Here, instead, the NPCs and encounters are well keyed into the Netherell supplement… so yes, if you do not have it, you can wing it, but you certainly will lose some of the essence of the story. Which gives the feeling that this adventure was thoroughly playtested and played not simply written, for too many designers these days have forgotten the essence of play when they make their products and just insert things because it seemed “cool”. The adventure is a bit on the short side, which is ok if you were planning this as a one-shot, but it would require familiarity with Netherell which is where a Player’s Guide to Netherell (if one existed) would be handy. The shortness made me think that it was meant to be tacked on as an appendix to the main book, but shortness is good for those with busy lives. But with shortness also comes cuts; one of those cuts, is the absence of pregens – although, part of the “joy” of gaming is to generate characters and then take them on personal adventures… I see that and acknowledge that but for it to be a true one-shot, it is easier for it just run right out of the box… so I would have not minded the inclusion of some pregens, as I know within my gaming circles, there is no time to go through chargen, we come to play and pregens are one way of getting the game up and running. So, if it does migrate to print, hopefully we might see the inclusion of pregens… or at least make them available on the website.

The writing is logical and business-like, as it describes the various encounters and background – otherwise there are no wasted words (save the needed OGL taking up two pages) and really gets you into Netherell. I found the restriction of the players to the parish of Karridan’s Hollow not at all indicative of railroad play but more about investigation and probing and because it is a wilderness adventure, it included maps. And, that is where I have a beef, that if it is going to deadtree, the map has to reproduced as a player’s aid at the back of the book or even if it stays a PDF, have it on a standalone page. There is not much in the way of player visuals but enough for the Referee to keep the adventure running. The art contained within is really good and is completely in-sync with the text.

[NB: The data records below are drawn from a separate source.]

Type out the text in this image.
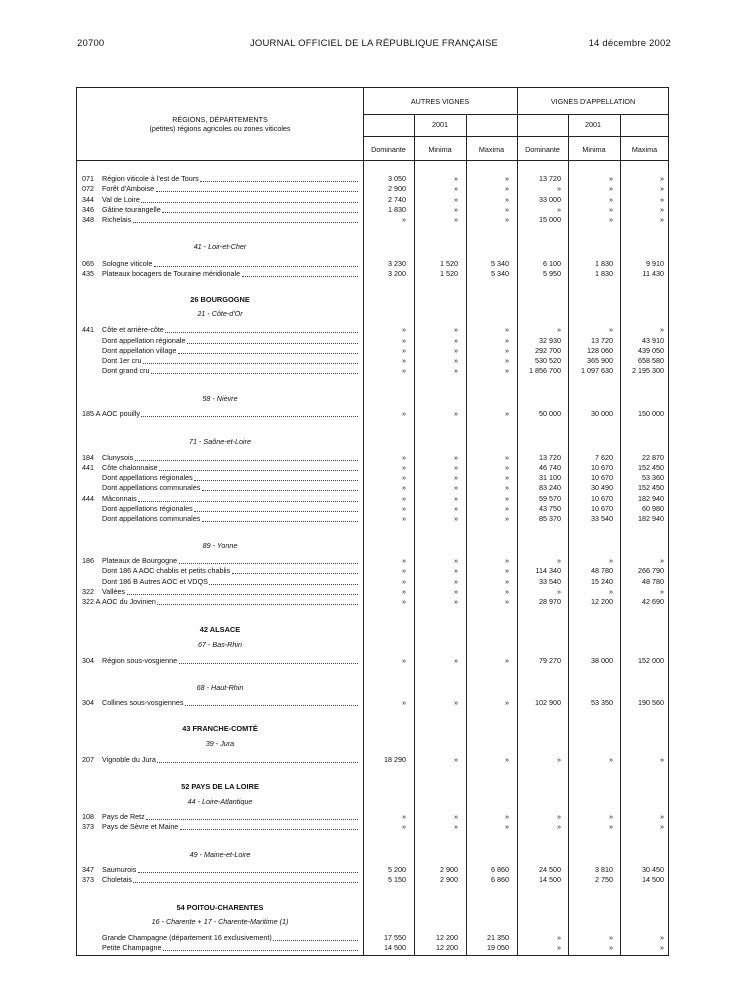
20700	JOURNAL OFFICIEL DE LA RÉPUBLIQUE FRANÇAISE	14 décembre 2002
RÉGIONS, DÉPARTEMENTS
(petites) régions agricoles ou zones viticoles
AUTRES VIGNES	VIGNES D'APPELLATION
2001	2001
Dominante	Minima	Maxima	Dominante	Minima	Maxima
071 Région viticole à l'est de Tours	3 050	»	»	13 720	»	»
072 Forêt d'Amboise	2 900	»	»	»	»	»
344 Val de Loire	2 740	»	»	33 000	»	»
346 Gâtine tourangelle	1 830	»	»	»	»	»
348 Richelais	»	»	»	15 000	»	»
41 - Loir-et-Cher
065 Sologne viticole	3 230	1 520	5 340	6 100	1 830	9 910
435 Plateaux bocagers de Touraine méridionale	3 200	1 520	5 340	5 950	1 830	11 430
26 BOURGOGNE
21 - Côte-d'Or
441 Côte et arrière-côte	»	»	»	»	»	»
Dont appellation régionale	»	»	»	32 930	13 720	43 910
Dont appellation village	»	»	»	292 700	128 060	439 050
Dont 1er cru	»	»	»	530 520	365 900	658 580
Dont grand cru	»	»	»	1 856 700	1 097 630	2 195 300
58 - Nièvre
185 A AOC pouilly	»	»	»	50 000	30 000	150 000
71 - Saône-et-Loire
184 Clunysois	»	»	»	13 720	7 620	22 870
441 Côte chalonnaise	»	»	»	46 740	10 670	152 450
Dont appellations régionales	»	»	»	31 100	10 670	53 360
Dont appellations communales	»	»	»	83 240	30 490	152 450
444 Mâconnais	»	»	»	59 570	10 670	182 940
Dont appellations régionales	»	»	»	43 750	10 670	60 980
Dont appellations communales	»	»	»	85 370	33 540	182 940
89 - Yonne
186 Plateaux de Bourgogne	»	»	»	»	»	»
Dont 186 A AOC chablis et petits chablis	»	»	»	114 340	48 780	266 790
Dont 186 B Autres AOC et VDQS	»	»	»	33 540	15 240	48 780
322 Vallées	»	»	»	»	»	»
322 A AOC du Jovinien	»	»	»	28 970	12 200	42 690
42 ALSACE
67 - Bas-Rhin
304 Région sous-vosgienne	»	»	»	79 270	38 000	152 000
68 - Haut-Rhin
304 Collines sous-vosgiennes	»	»	»	102 900	53 350	190 560
43 FRANCHE-COMTÉ
39 - Jura
207 Vignoble du Jura	18 290	»	»	»	»	»
52 PAYS DE LA LOIRE
44 - Loire-Atlantique
108 Pays de Retz	»	»	»	»	»	»
373 Pays de Sèvre et Maine	»	»	»	»	»	»
49 - Maine-et-Loire
347 Saumurois	5 200	2 900	6 860	24 500	3 810	30 450
373 Choletais	5 150	2 900	6 860	14 500	2 750	14 500
54 POITOU-CHARENTES
16 - Charente + 17 - Charente-Maritime (1)
Grande Champagne (département 16 exclusivement)	17 550	12 200	21 350	»	»	»
Petite Champagne	14 500	12 200	19 050	»	»	»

All in all, I would recommend The Beast of Karridan’s Hollow, if your Traveller players are itching for a fantasy game without losing the richness of the Mongoose Traveller. The adventure provides an excellent introduction to this world of magic and while it cannot be ported easily outside of Terra/Sol’s Twilight Sector setting without some thinking, it is fine for regular Traveller involving “galactic” of one sort or another. However, it remains a fantasy game with Science Fiction elements cleverly grafted on.